Review Table 2 and answer the following questions:1) The primary outcome occurred in 1.92/100 person-yrs in the control group compared to 1.83/100 person-yrs in the intervention group. The p-value associated with this comparison is 0.51. What does this p-value mean? Can p-values be used to detect bias in the study? The simple interpretation is that the difference is not statistically significant because the p-value is > 0.05. Another interpretation would be that the difference seen between the groups or one more extreme is due 51% likely due to chance. P-values cannont detect bias (systematic errors) in a study. Critical appraisal detects bias.
2) The hazard ratio comparing the intervention group to the control group for the primary outcome is 0.95 with a 95% confidence interval of 0.83-1.09. What does this confidence interval tell you about the effect?
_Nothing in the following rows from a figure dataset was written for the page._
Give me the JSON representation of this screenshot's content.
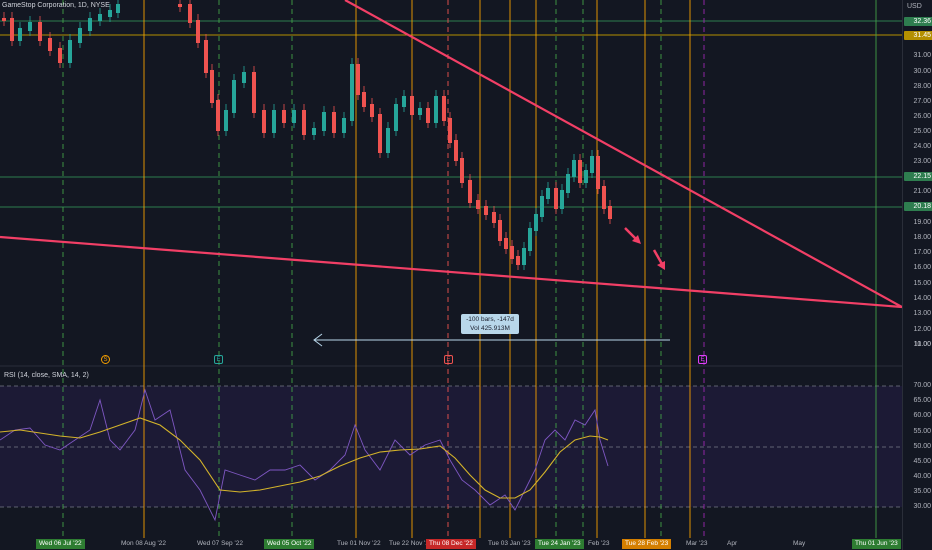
{
  "header": {
    "symbol_title": "GameStop Corporation, 1D, NYSE",
    "currency": "USD"
  },
  "price_axis": {
    "ticks": [
      "31.00",
      "30.00",
      "28.00",
      "27.00",
      "26.00",
      "25.00",
      "24.00",
      "23.00",
      "21.00",
      "20.00",
      "19.00",
      "18.00",
      "17.00",
      "16.00",
      "15.00",
      "14.00",
      "13.00",
      "12.00",
      "11.00",
      "10.00"
    ],
    "tags": [
      {
        "label": "32.36",
        "color": "#2e7d4f"
      },
      {
        "label": "31.45",
        "color": "#b38f00"
      },
      {
        "label": "22.15",
        "color": "#2e7d4f"
      },
      {
        "label": "20.18",
        "color": "#2e7d4f"
      }
    ]
  },
  "rsi_axis": {
    "ticks": [
      "70.00",
      "65.00",
      "60.00",
      "55.00",
      "50.00",
      "45.00",
      "40.00",
      "35.00",
      "30.00"
    ]
  },
  "indicator": {
    "rsi_label": "RSI (14, close, SMA, 14, 2)"
  },
  "time_axis": {
    "labels": [
      {
        "text": "Wed 06 Jul '22",
        "style": "green"
      },
      {
        "text": "Mon 08 Aug '22",
        "style": "plain"
      },
      {
        "text": "Wed 07 Sep '22",
        "style": "plain"
      },
      {
        "text": "Wed 05 Oct '22",
        "style": "green"
      },
      {
        "text": "Tue 01 Nov '22",
        "style": "plain"
      },
      {
        "text": "Tue 22 Nov '22",
        "style": "plain"
      },
      {
        "text": "Thu 08 Dec '22",
        "style": "red"
      },
      {
        "text": "Tue 03 Jan '23",
        "style": "plain"
      },
      {
        "text": "Tue 24 Jan '23",
        "style": "green"
      },
      {
        "text": "Feb '23",
        "style": "plain"
      },
      {
        "text": "Tue 28 Feb '23",
        "style": "orange"
      },
      {
        "text": "Mar '23",
        "style": "plain"
      },
      {
        "text": "Apr",
        "style": "plain"
      },
      {
        "text": "May",
        "style": "plain"
      },
      {
        "text": "Thu 01 Jun '23",
        "style": "green"
      }
    ]
  },
  "markers": [
    {
      "label": "S",
      "color": "#f59f00"
    },
    {
      "label": "E",
      "color": "#26a69a"
    },
    {
      "label": "E",
      "color": "#ef5350"
    },
    {
      "label": "E",
      "color": "#e040fb"
    }
  ],
  "measure": {
    "line1": "-100 bars, -147d",
    "line2": "Vol 425.913M"
  },
  "colors": {
    "up": "#26a69a",
    "down": "#ef5350",
    "trendline": "#f23f66",
    "rsi": "#7e57c2",
    "rsi_ma": "#d4b42a",
    "orange_vline": "#f59f00",
    "green_vline": "#43a047"
  }
}
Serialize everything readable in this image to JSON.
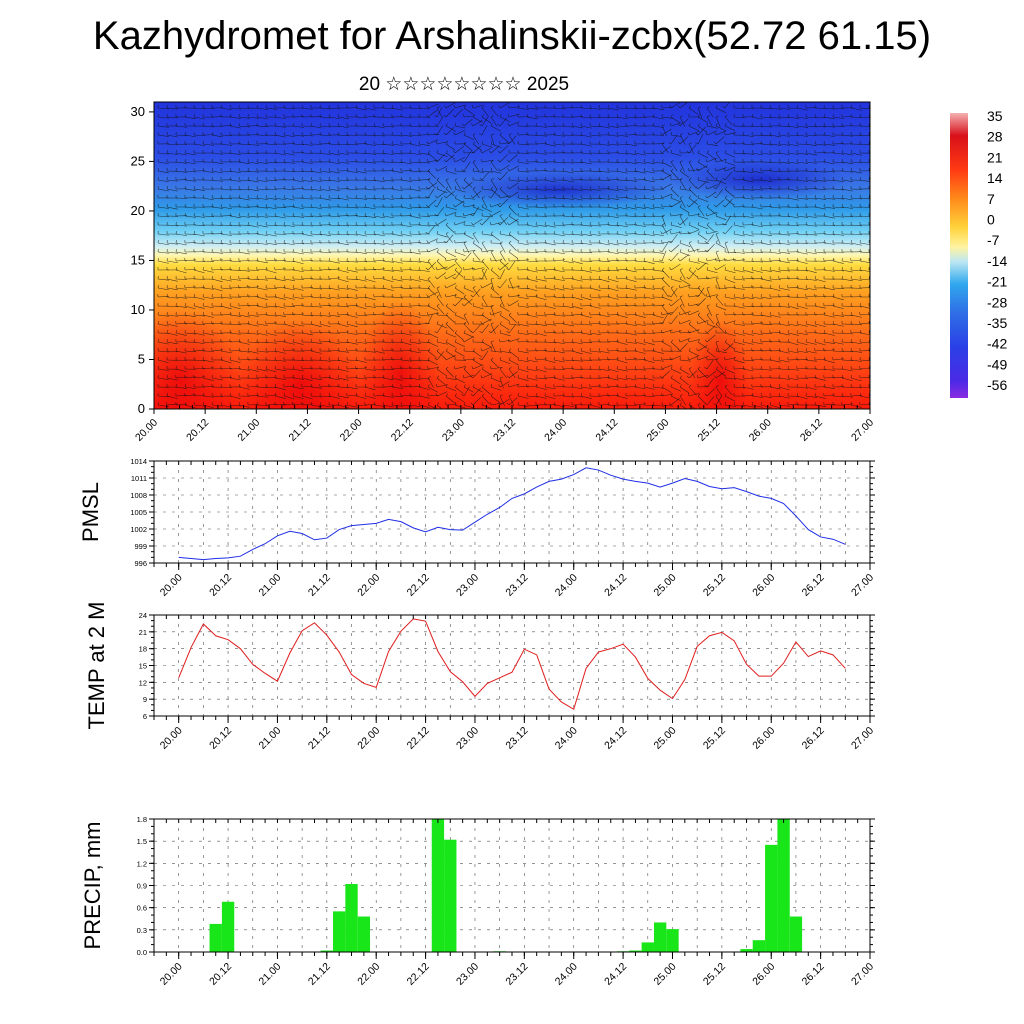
{
  "title": "Kazhydromet for Arshalinskii-zcbx(52.72 61.15)",
  "subtitle": "20 ☆☆☆☆☆☆☆☆ 2025",
  "colors": {
    "pmsl_line": "#1f2ee6",
    "temp_line": "#e01c1c",
    "precip_bar": "#19e619"
  },
  "x_tick_labels": [
    "20.00",
    "20.12",
    "21.00",
    "21.12",
    "22.00",
    "22.12",
    "23.00",
    "23.12",
    "24.00",
    "24.12",
    "25.00",
    "25.12",
    "26.00",
    "26.12",
    "27.00"
  ],
  "colorbar_labels": [
    "35",
    "28",
    "21",
    "14",
    "7",
    "0",
    "-7",
    "-14",
    "-21",
    "-28",
    "-35",
    "-42",
    "-49",
    "-56"
  ],
  "chart_data": [
    {
      "type": "heatmap",
      "name_hint": "cross-section",
      "ylabel": "",
      "ylim": [
        0,
        31
      ],
      "yticks": [
        "0",
        "5",
        "10",
        "15",
        "20",
        "25",
        "30"
      ],
      "xlim": [
        "20.00",
        "27.00"
      ],
      "colorbar": {
        "min": -56,
        "max": 35,
        "colors": [
          "#7a1fe6",
          "#2a2ae6",
          "#2f6fe6",
          "#35b8f0",
          "#bfe8f2",
          "#fff3a0",
          "#ffd23a",
          "#ff8a1a",
          "#ff3a12",
          "#e8101a",
          "#f0a0a0"
        ]
      },
      "overlay": "wind barbs"
    },
    {
      "type": "line",
      "ylabel": "PMSL",
      "ylim": [
        996,
        1014
      ],
      "yticks": [
        "996",
        "999",
        "1002",
        "1005",
        "1008",
        "1011",
        "1014"
      ],
      "x": [
        0,
        3,
        6,
        9,
        12,
        15,
        18,
        21,
        24,
        27,
        30,
        33,
        36,
        39,
        42,
        45,
        48,
        51,
        54,
        57,
        60,
        63,
        66,
        69,
        72,
        75,
        78,
        81,
        84,
        87,
        90,
        93,
        96,
        99,
        102,
        105,
        108,
        111,
        114,
        117,
        120,
        123,
        126,
        129,
        132,
        135,
        138,
        141,
        144,
        147,
        150,
        153,
        156,
        159,
        162
      ],
      "values": [
        997.0,
        996.8,
        996.6,
        996.8,
        996.9,
        997.2,
        998.4,
        999.4,
        1000.8,
        1001.6,
        1001.2,
        1000.1,
        1000.4,
        1001.9,
        1002.6,
        1002.8,
        1003.0,
        1003.7,
        1003.3,
        1002.2,
        1001.5,
        1002.3,
        1001.9,
        1001.8,
        1003.2,
        1004.6,
        1005.8,
        1007.4,
        1008.2,
        1009.4,
        1010.4,
        1010.8,
        1011.6,
        1012.8,
        1012.4,
        1011.5,
        1010.8,
        1010.4,
        1010.1,
        1009.4,
        1010.1,
        1010.9,
        1010.4,
        1009.5,
        1009.1,
        1009.3,
        1008.6,
        1007.8,
        1007.4,
        1006.5,
        1004.3,
        1001.9,
        1000.6,
        1000.2,
        999.3
      ]
    },
    {
      "type": "line",
      "ylabel": "TEMP at 2 M",
      "ylim": [
        6,
        24
      ],
      "yticks": [
        "6",
        "9",
        "12",
        "15",
        "18",
        "21",
        "24"
      ],
      "x": [
        0,
        3,
        6,
        9,
        12,
        15,
        18,
        21,
        24,
        27,
        30,
        33,
        36,
        39,
        42,
        45,
        48,
        51,
        54,
        57,
        60,
        63,
        66,
        69,
        72,
        75,
        78,
        81,
        84,
        87,
        90,
        93,
        96,
        99,
        102,
        105,
        108,
        111,
        114,
        117,
        120,
        123,
        126,
        129,
        132,
        135,
        138,
        141,
        144,
        147,
        150,
        153,
        156,
        159,
        162
      ],
      "values": [
        12.8,
        18.2,
        22.4,
        20.3,
        19.6,
        18.0,
        15.2,
        13.6,
        12.2,
        17.2,
        21.2,
        22.6,
        20.4,
        17.4,
        13.4,
        11.8,
        11.1,
        17.5,
        21.1,
        23.3,
        22.9,
        17.5,
        13.9,
        12.1,
        9.5,
        11.8,
        12.8,
        13.8,
        17.9,
        16.9,
        10.8,
        8.5,
        7.2,
        14.5,
        17.4,
        18.0,
        18.8,
        16.5,
        12.7,
        10.6,
        9.1,
        12.5,
        18.4,
        20.3,
        20.9,
        19.4,
        15.2,
        13.1,
        13.1,
        15.4,
        19.2,
        16.6,
        17.6,
        16.9,
        14.5
      ]
    },
    {
      "type": "bar",
      "ylabel": "PRECIP, mm",
      "ylim": [
        0,
        1.8
      ],
      "yticks": [
        "0.0",
        "0.3",
        "0.6",
        "0.9",
        "1.2",
        "1.5",
        "1.8"
      ],
      "x": [
        9,
        12,
        36,
        39,
        42,
        45,
        63,
        66,
        78,
        108,
        111,
        114,
        117,
        120,
        138,
        141,
        144,
        147,
        150
      ],
      "values": [
        0.38,
        0.68,
        0.02,
        0.55,
        0.92,
        0.48,
        1.8,
        1.52,
        0.01,
        0.01,
        0.02,
        0.13,
        0.4,
        0.31,
        0.04,
        0.16,
        1.45,
        1.8,
        0.48
      ]
    }
  ]
}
Can confidence intervals be used to detect bias in the study? It tells you a couple of things: 1. that the difference is not statistically significant as the CI included the point of no difference…1.0 and 2. that the benefit could be up to 17% reduction in cardiovascular events or 9% increase. This video explains how to interpret hazard ratios and this video confidence intervals.

Finally the extra credit: These 4 things can explain study findings: truth, chance, bias, confounding

I hope this was somewhat helpful. I will have another journal club next month on another EBM topic.